Sorry for bringing this thread up again, but I just finished reading "Momo" (in German) and must say I'm totally amazed and cried tears (I saw the movie when I was a child and was fascinated then...)!
Thanks, luc, for bringing this up in the "The Neverending Story" thread earlier. I have managed to purchase Momo
in the local used bookstore for a bux (a 1985 edition) and just finished reading it. I have to say, I am very intrigued and astonished.
It sure has fascinating concepts that resonated in similarities with the C's and Laura's work.
- The men in grey struck me as an outstanding allegory to the control system, and more specifically psychopathy and 4D reality. They live among men but are not seen, because they are forgotten immediately after an encounter; they steal soul energy in the form of time... Modern civilisation is presented as their creation... I also thought about what Laura wrote about in Wave 8, that we have a surplus of love that goes beyond reproduction and gives us creativity and meaning - that's exactly what Momo and her friends in the book are doing and what the men in grey are after...
At first, in the process of reading, I was wondering why would they be smoking cigars (to which 4D STS are against), then I realized that cigars smoking are similar to time-consuming ("burning time") - plus, cigars were made from the dried petals of lilies, which represent time, not tobacco. Spoiler
| It is interesting how one can defeat those Men in Grey (or M.I.G.). Professor Hora went to sleep, which made the time stood still, which in effect made the MIG to lose their "power" and they had run to their "storage" (Time Saving Bank) where they kept all the "time" stole from the humans to use. But, Momo got there in "time" to release the stolen times from captivity and returned to the people. The MIG has vanished.

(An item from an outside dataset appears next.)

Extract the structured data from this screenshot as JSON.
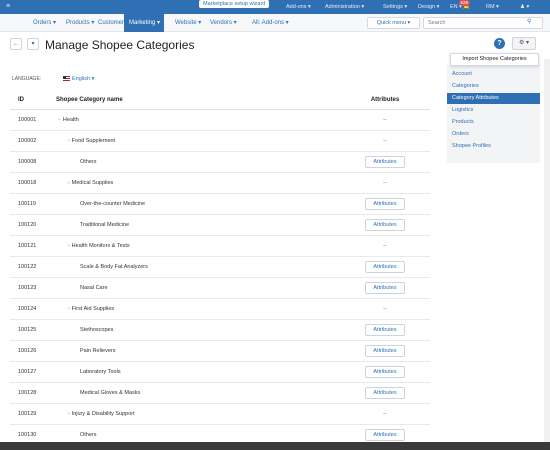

This made me think about how we are "storing" our money (energy) in the bank for their own uses while falsely thinking they were for our uses.
Plus, the people were "taken in" by the lies told by the MIG in order for them to "save" their time by "storing" in the bank; in other words, these people (so-called "timesavers") have to work harder, save time, but using time for other things (like creativity, story-telling, play, etc.) is considered to be a "waste" of time. Once one worked hard and fast, always in a "rush," sticking to schedules (rigidity), so on, one will forget how to be "happy," how to be "real."
That brought me back to a quote in Keith's The Vegetarian Myth
where she wrote:
And then there's the endless effort. The average hunter-gatherer works seventeen hours a week, which leaves plenty of time for creative endeavors, spiritual concerns, gossiping, and the all-important nap. Agriculturalists work from dawn to dusk and then some, and even in modern America, which all our hallowed technology, the average US citizen works over forty hours a week, which doesn't even include life maintenance tasks...like cooking, cleaning, and child-rearing. Beastly indeed. Why did humans do it?
Seeing these people in the city overworking themselves, just to "save time" - they were taken in by a lie, which has drained them (robbing them, to be precise). Then, there was a "regulation" to keep children off the street and keeping them in "Child Depot" places (the purpose was to keep the children away from Momo - children, as it was said, was hardest to "convince"), so they would do things as according to the instructors' orders - things that has no real value to their beings but only for "educational purposes." They were becoming like machines.
What's also interesting was that once Momo discovered the truth about MIG - she told the children and the children spent their time trying to get every adults to amphitheater for a meeting, so they would hear the truth about MIG. As Guido said to the children: "As you're now aware, the men in grey depend for their power on being able to work unrecognized and in secret. It follows that the simplest and most effective way of rendering them harmless is to broadcast the truth about them
" (p. 98). As it turned out, it failed because the MIG distracted
the adults (by making them work harder, save more time, etc.), so they would not attend the meeting.
- The turtle "Cassiopeia" that guides Momo with letters on her back - the turtle can see 30 minutes in the future, but is still unable to predict what exactly will happen. Momo describes her following Cassiopeia: "I never thought that one can walk so slow and yet move so fast..."
What made me smile about the turtle is the words being "spelled out" just as the Cs did with the board. I was half-expecting to see "wait and see" being spelled out in this book.
Like others, I too recommend it to anyone: the children and the adults alike.